Nicdao’s defense: Sec 2 of Rule 111 — Except in the cases provided for in Section 3 hereof, after the criminal action has been commenced, the civil action which has been reserved cannot be instituted until final judgment in the criminal action. Accdg to her, CA’s decision is equivalent to a finding that the facts upon which her civil liability may arise do not exist. The instant petition, which seeks to enforce her civil liability based on the eleven (11) checks, is thus allegedly already barred by the final and executory decision acquitting her.

Issue:1. WON Ching may appeal the civil aspect of the case within the reglementary period? YES2. WON Nicdao civilly liable? NO.

Held:

1. Ching is entitled to appeal the civil aspect of the case within the reglementary period.

“Every person criminally liable for a felony is also civilly liable. Extinction of the penal action does not carry with it extinction of the civil, unless the extinction proceeds from a declaration in a final judgment that the fact from which the civil might arise did not exist.

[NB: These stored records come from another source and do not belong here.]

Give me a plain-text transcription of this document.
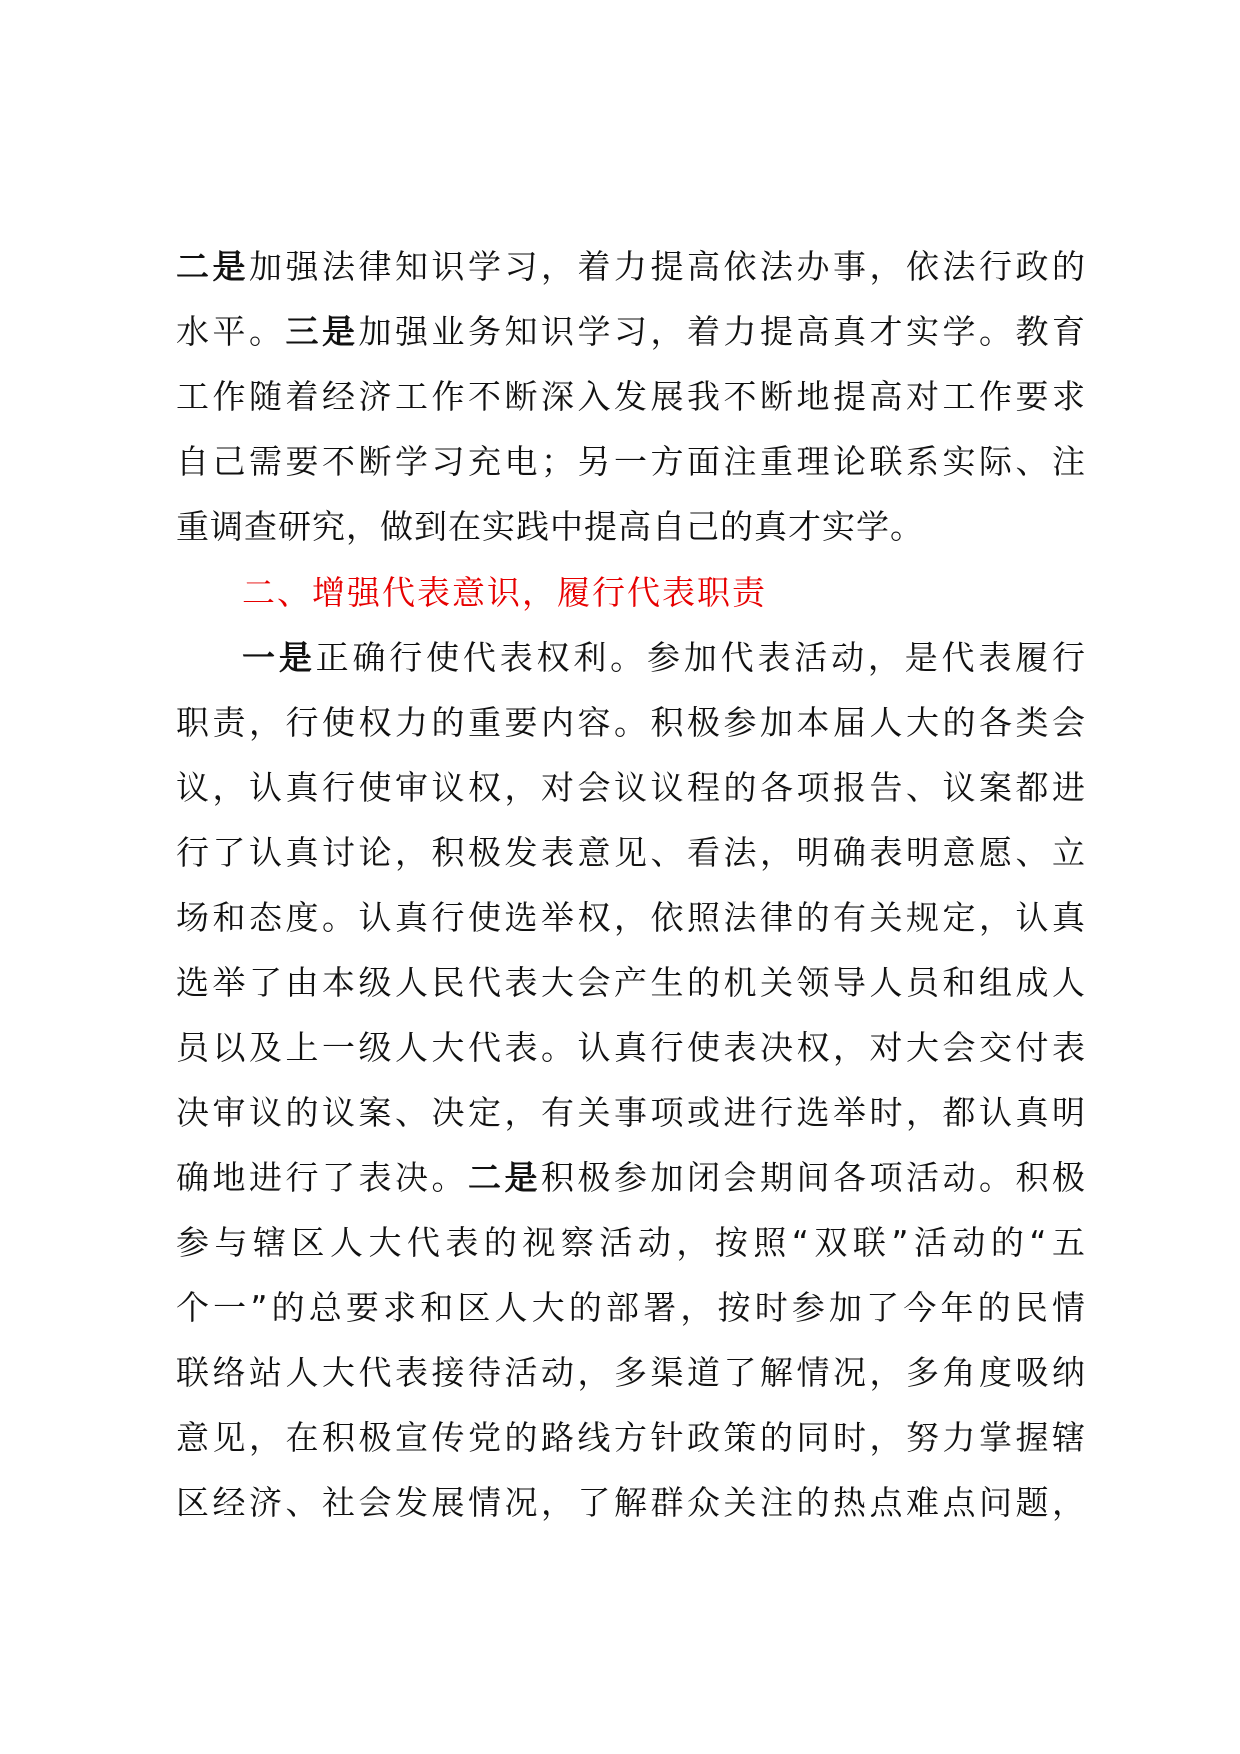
二是加强法律知识学习，着力提高依法办事，依法行政的
水平。三是加强业务知识学习，着力提高真才实学。教育
工作随着经济工作不断深入发展我不断地提高对工作要求
自己需要不断学习充电；另一方面注重理论联系实际、注
重调查研究，做到在实践中提高自己的真才实学。
二、增强代表意识，履行代表职责
一是正确行使代表权利。参加代表活动，是代表履行
职责，行使权力的重要内容。积极参加本届人大的各类会
议，认真行使审议权，对会议议程的各项报告、议案都进
行了认真讨论，积极发表意见、看法，明确表明意愿、立
场和态度。认真行使选举权，依照法律的有关规定，认真
选举了由本级人民代表大会产生的机关领导人员和组成人
员以及上一级人大代表。认真行使表决权，对大会交付表
决审议的议案、决定，有关事项或进行选举时，都认真明
确地进行了表决。二是积极参加闭会期间各项活动。积极
参与辖区人大代表的视察活动，按照“双联”活动的“五
个一”的总要求和区人大的部署，按时参加了今年的民情
联络站人大代表接待活动，多渠道了解情况，多角度吸纳
意见，在积极宣传党的路线方针政策的同时，努力掌握辖
区经济、社会发展情况，了解群众关注的热点难点问题，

Petitioner Ching correctly argued that he, as the offended party, may appeal the civil aspect of the case notwithstanding respondent Nicdao’s acquittal by the CA. The civil action was impliedly instituted with the criminal action since he did not reserve his right to institute it separately nor did he institute the civil action prior to the criminal action.If the accused is acquitted on reasonable doubt but the court renders judgment on the civil aspect of the criminal case, the prosecution cannot appeal from the judgment of acquittal as it would place the accused in double jeopardy. However, the aggrieved party, the offended party or the accused or both may appeal from the judgment on the civil aspect of the case within the period therefor.

GENERAL RULE:Civil liability is not extinguished by acquittal:1. where the acquittal is based on reasonable doubt;2. where the court expressly declares that the liability of the accused is not criminal but only civil in nature; and

3. where the civil liability is not derived from or based on the criminal act of which the accused is acquitted.

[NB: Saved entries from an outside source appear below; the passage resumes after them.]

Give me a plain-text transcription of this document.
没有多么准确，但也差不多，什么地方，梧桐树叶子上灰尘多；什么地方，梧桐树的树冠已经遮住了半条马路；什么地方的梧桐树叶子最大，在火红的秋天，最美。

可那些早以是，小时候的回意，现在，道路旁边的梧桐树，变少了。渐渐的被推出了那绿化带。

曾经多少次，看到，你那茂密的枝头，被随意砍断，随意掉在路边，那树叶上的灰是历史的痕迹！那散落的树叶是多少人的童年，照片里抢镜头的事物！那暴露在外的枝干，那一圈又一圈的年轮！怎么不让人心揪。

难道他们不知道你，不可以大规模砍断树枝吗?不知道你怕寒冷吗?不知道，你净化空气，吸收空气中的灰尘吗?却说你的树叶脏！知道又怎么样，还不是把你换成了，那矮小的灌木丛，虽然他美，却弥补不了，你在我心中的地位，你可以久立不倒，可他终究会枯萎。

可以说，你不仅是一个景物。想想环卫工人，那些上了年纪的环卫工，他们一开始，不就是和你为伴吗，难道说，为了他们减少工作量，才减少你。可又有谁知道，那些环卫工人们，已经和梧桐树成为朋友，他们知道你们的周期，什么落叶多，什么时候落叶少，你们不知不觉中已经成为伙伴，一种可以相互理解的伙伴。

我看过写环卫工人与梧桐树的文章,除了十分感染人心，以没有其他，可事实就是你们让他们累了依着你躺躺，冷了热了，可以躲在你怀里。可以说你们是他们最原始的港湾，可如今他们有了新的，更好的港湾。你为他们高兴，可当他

2. A painstaking review of the case leads to the conclusion that respondent Nicdao’s acquittal likewise carried with it the extinction of the action to enforce her civil liability. There is simply no basis to hold respondent Nicdao civilly liable to petitioner Ching.

CA’s acquittal of respondent Nicdao is not merely based on reasonable doubt. Rather, it is based on the finding that she did not commit the act penalized under BP 22. In particular, the CA found that the P20,000,000.00 check was a stolen check which was never issued nor delivered by respondent Nicdao to petitioner Ching.

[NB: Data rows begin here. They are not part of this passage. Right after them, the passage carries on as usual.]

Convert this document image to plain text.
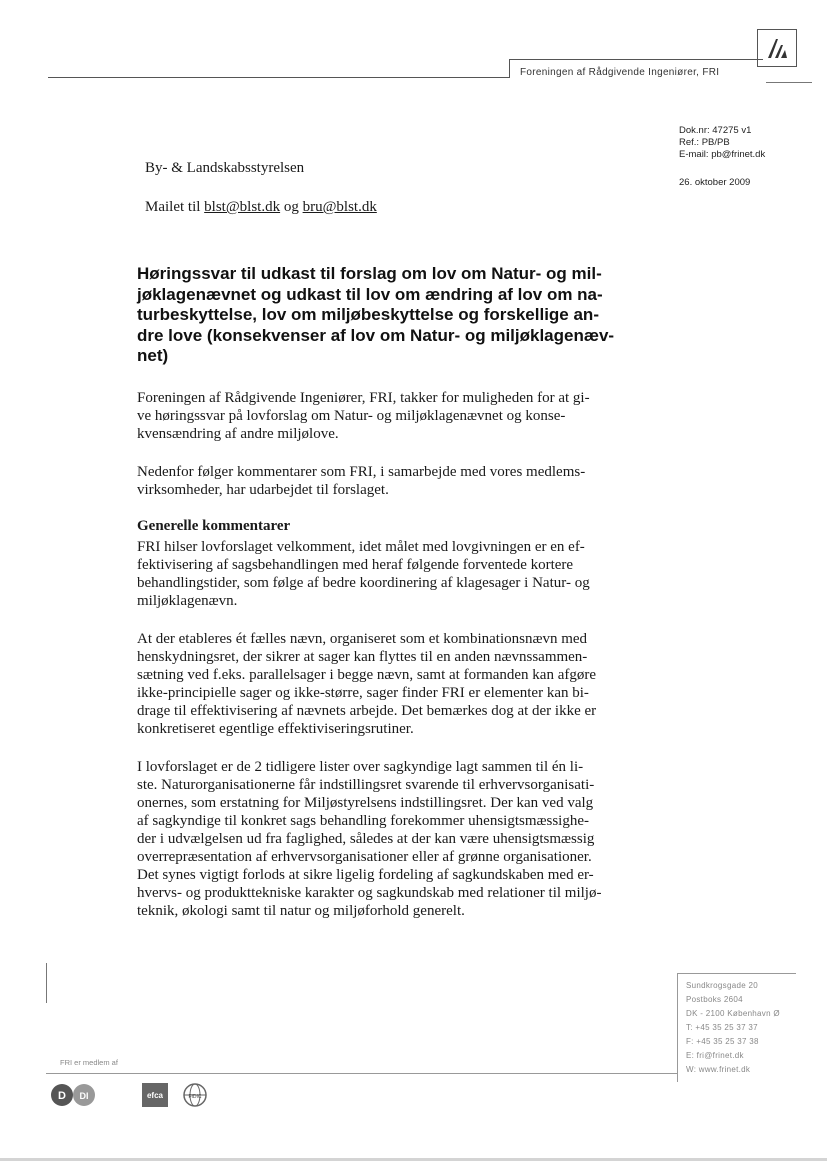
Foreningen af Rådgivende Ingeniører, FRI
Dok.nr: 47275 v1
Ref.: PB/PB
E-mail: pb@frinet.dk
26. oktober 2009
By- & Landskabsstyrelsen
Mailet til blst@blst.dk og bru@blst.dk
Høringssvar til udkast til forslag om lov om Natur- og mil-
jøklagenævnet og udkast til lov om ændring af lov om na-
turbeskyttelse, lov om miljøbeskyttelse og forskellige an-
dre love (konsekvenser af lov om Natur- og miljøklagenæv-
net)
Foreningen af Rådgivende Ingeniører, FRI, takker for muligheden for at gi-
ve høringssvar på lovforslag om Natur- og miljøklagenævnet og konse-
kvensændring af andre miljølove.
Nedenfor følger kommentarer som FRI, i samarbejde med vores medlems-
virksomheder, har udarbejdet til forslaget.
Generelle kommentarer
FRI hilser lovforslaget velkomment, idet målet med lovgivningen er en ef-
fektivisering af sagsbehandlingen med heraf følgende forventede kortere
behandlingstider, som følge af bedre koordinering af klagesager i Natur- og
miljøklagenævn.
At der etableres ét fælles nævn, organiseret som et kombinationsnævn med
henskydningsret, der sikrer at sager kan flyttes til en anden nævnssammen-
sætning ved f.eks. parallelsager i begge nævn, samt at formanden kan afgøre
ikke-principielle sager og ikke-større, sager finder FRI er elementer kan bi-
drage til effektivisering af nævnets arbejde. Det bemærkes dog at der ikke er
konkretiseret egentlige effektiviseringsrutiner.
I lovforslaget er de 2 tidligere lister over sagkyndige lagt sammen til én li-
ste. Naturorganisationerne får indstillingsret svarende til erhvervsorganisati-
onernes, som erstatning for Miljøstyrelsens indstillingsret. Der kan ved valg
af sagkyndige til konkret sags behandling forekommer uhensigtsmæssighe-
der i udvælgelsen ud fra faglighed, således at der kan være uhensigtsmæssig
overrepræsentation af erhvervsorganisationer eller af grønne organisationer.
Det synes vigtigt forlods at sikre ligelig fordeling af sagkundskaben med er-
hvervs- og produkttekniske karakter og sagkundskab med relationer til miljø-
teknik, økologi samt til natur og miljøforhold generelt.
Sundkrogsgade 20
Postboks 2604
DK - 2100 København Ø
T: +45 35 25 37 37
F: +45 35 25 37 38
E: fri@frinet.dk
W: www.frinet.dk
FRI er medlem af
D DI	efca	FIDIC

CA did not adjudge her to be civilly liable to petitioner Ching. In fact, the CA explicitly stated that she had already fully paid her obligations. The finding relative to the P20,000,000.00 check that it was a stolen check necessarily absolved respondent Nicdao of any civil liability thereon as well.

Firestone Tire and Rubber vs. Ines Chaves & Co.[GR L-17106, 19 October 1966]En Banc, Regala (J)

Facts: The check was intended as part of the payment of Ines Chaves’ debt. When presented to the Security Bank and Trust Co. by Firestone, the check was returned for insufficiency of funds. Despite repeated demands, Ines Chaves failed to settle its account; hence, the suit.

Issue: Whether good faith is required in the issuance of a check.

Held: Everyone must in the performance of his duties, observe honesty and good faith. Where a person issues a postdated check without funds to cover it and informs the payee of this fact, he cannot be held guilty of estafa because there is no deceit. Herein, there is nothing in the record to show that Firestone knew that there were no funds when it accepted the check, much less that Firestone agreed to take the check with knowledgeof the lack of funds. As Ines Chavez is guilty of fraud (bad faith) in the performance of its obligation, it is liable for damages. Its conduct wanting in good faith, the award of attorney’s fees was warranted.